爬壁机器人磁吸附组件优化设计与试验研究

针对工业生产需求，以安全吸附和灵活行走为设计目标，提出可吸附在钢制结构物壁面作业的爬壁机器人.阐述爬壁机器人机械结构及相关的工作原理，分别论述磁吸附爬壁轮、清洗回收组件等子系统的结构原理；为了防止机器人发生滑移、倾覆，分析爬壁机器人不同的失稳形式，建立爬壁机器人的静力学模型，得到爬壁机器人抗失稳的磁吸附力；为了确保磁吸附组件的质量最小、磁吸附力最大，通过引入磁质比，分析结构参数对磁吸附组件性能的影响，得到最优的结构尺寸.通过实验获取磁吸附组件的吸力特性和爬壁机器人的负载、运动特性，验证磁吸附组件优化设计的可行性.

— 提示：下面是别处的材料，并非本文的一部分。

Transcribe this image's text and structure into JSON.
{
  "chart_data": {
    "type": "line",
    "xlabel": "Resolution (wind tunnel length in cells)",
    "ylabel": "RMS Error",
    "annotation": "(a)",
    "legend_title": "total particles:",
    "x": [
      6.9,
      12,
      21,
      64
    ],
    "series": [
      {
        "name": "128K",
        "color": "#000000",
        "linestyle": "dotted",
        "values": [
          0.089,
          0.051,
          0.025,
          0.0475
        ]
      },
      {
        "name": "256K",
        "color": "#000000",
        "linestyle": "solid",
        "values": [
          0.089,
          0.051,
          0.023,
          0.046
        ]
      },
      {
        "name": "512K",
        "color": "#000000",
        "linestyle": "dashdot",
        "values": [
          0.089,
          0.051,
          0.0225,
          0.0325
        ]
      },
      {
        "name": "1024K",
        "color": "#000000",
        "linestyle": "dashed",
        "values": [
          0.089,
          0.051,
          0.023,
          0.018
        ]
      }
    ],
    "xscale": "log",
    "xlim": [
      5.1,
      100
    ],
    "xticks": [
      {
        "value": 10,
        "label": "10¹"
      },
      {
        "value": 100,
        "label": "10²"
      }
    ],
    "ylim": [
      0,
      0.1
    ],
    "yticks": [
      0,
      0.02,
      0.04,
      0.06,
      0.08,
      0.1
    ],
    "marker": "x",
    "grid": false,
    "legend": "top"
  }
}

Optimization design and experimental research on magnetic components for wall-climbing robot

A wall-climbing robot which can be adsorbed on steel wall was proposed for industrial production needs in order to absorb safety and maneuverability. The mechanical structure and working principle of robot were described. The structures of magnetic wheels, cleaning and recycling components, which are the sub-systems of robot, were demonstrated respectively. Different forms of instabilities were analyzed to prevent the robot from slipping or overturning. Then the statics model of robot was established to obtain the magnetic adsorption force. The ratio of magnetic adsorption force to magnet mass of magnetic components was proposed in order to ensure that the mass of magnetic components is small and the magnetic adsorption force is great. Then the influence of parameters of the magnetic components on the magnetic adsorption force was deduced to get the optimal magnetic components. The performances of magnetic adsorption force of magnetic components load capacity and movement of wall-climbing robot were obtained. The design rationality of magnetic components was verified through experiments in the lab.